Now, I think the whole essay is self-congratulatory grandstanding nonsense in nearly every regard. But I’m grateful for it because it’s so illustrative. The “manly” New Right is “counter-revolutionary” and “understands not just ideas, but power,” he explains. What intellectual dissidents there are in the old right are “drowned out by those of the conservative establishment.” Someone has got to point out this conservative establishment at some point, because this strikes me as straw-manning for the benefit of some hotheads in a dorm room.
Of course, there are no new ideas here. None. It’s all atmospherics and chest thumping about how they’re fighters who fight the way the left does. The only figure quoted by name is Patrick Buchanan, who didn’t offer any new ideas (he at least admitted his ideas were old) but said some stirring things about fighting.
I’ve met Azerrad a few times and got along with him just fine back when he was at the Heritage Foundation. But one of the reasons I got along with him—other than the fact he was a fairly personable guy (as befits a Canadian)—was that his old routine was to talk a lot about “timeless principles.”
“The Framers may be dead and gone, but their timeless principles endure,” he wrote. He excoriated Barack Obama for his novel reinterpretations of the Constitution on the simple basis that “times change.” Those principles, as he explained at length over the years, were about limited government, free markets, etc.
Now that it’s a “century” after the New Deal (more like 90 years, but whatever), talking about limited government is cowardly folly, the stuff of craven eunuchs and corrupt buffoons. The cause is lost, so we must become like the left and use the state for our purposes.
Was the cause not lost when the New Deal was a mere 75
years old? What happened in the last 15 years that made it futile to fight for
… checks notes … timeless principles?
Now, I understand that Azerrad will likely claim he and his fellow counterrevolutionaries are fighting to restore those timeless principles—or some such pabulum—once they get behind the wheel of the state. But that is wildly unpersuasive given the scorn he has for people who still talk about limited government and free markets. It’s also unpersuasive given how many of his confreres heap scorn on those timeless principles and the documents and thinkers that elucidate them. You can say I’m letting the bad apples define the New Right barrel, but Azerad is the one denouncing criticism of “enemies to the right.” This presupposes that everyone who likes capitalism and limited government is somehow to his left—which makes it fine to call them cowards and eunuchs. But complaining about protectionists, living constitutionalists, and other statists of the right is a corrupt violation of this new popular front that he wants.
But David knows his intellectual history. He knows that his definition of conservatism here is wholly contestable and he would have contested it a decade ago.
The irony here is that less than a generation ago, the idea that you could adopt liberal (i.e., statist) means for conservative ends was precisely the sort of idea that aroused so much condemnation of “big government” and “compassionate” conservatism from the right. It was, in some quarters, even proof that the perfidious neoconservatives (which etymologically kind of means “new right”) were secretly closet Trotskyists.

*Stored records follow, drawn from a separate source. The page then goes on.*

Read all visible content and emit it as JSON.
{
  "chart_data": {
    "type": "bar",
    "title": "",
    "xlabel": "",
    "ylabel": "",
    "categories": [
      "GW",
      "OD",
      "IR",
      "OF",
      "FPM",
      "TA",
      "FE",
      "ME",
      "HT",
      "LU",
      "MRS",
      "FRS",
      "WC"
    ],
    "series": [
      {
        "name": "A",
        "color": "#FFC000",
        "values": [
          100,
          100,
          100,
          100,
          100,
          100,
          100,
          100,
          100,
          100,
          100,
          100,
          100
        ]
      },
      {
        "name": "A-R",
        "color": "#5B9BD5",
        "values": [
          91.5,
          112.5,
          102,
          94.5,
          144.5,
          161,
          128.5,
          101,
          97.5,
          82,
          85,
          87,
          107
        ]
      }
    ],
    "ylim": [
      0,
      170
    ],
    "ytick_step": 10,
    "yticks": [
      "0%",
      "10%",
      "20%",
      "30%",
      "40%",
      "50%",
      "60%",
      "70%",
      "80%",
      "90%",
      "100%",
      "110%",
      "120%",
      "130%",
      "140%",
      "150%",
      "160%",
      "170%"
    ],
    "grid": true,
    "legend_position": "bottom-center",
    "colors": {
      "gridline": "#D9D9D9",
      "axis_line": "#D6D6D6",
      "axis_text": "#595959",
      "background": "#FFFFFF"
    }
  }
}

The important point is that the whole argument about “timeless principles” wasn’t to say that they would always endure, but that they were, axiomatically, timelessly correct and therefore timelessly worth fighting for. David’s position now is that it’s cowardly to keep fighting for them when the new priority is to fight for power as its own reward. Crushing your enemies—not persuading them—is another booby prize.
The idea that the Progressive Era and the New Deal did lasting damage to the application of those timeless principles is hardly new—some of his colleagues at Hillsdale have been making that argument for decades. What is new is the idea that surrender is the new courage, and timeless principles can be checked at the door if that’s coverage charge for power.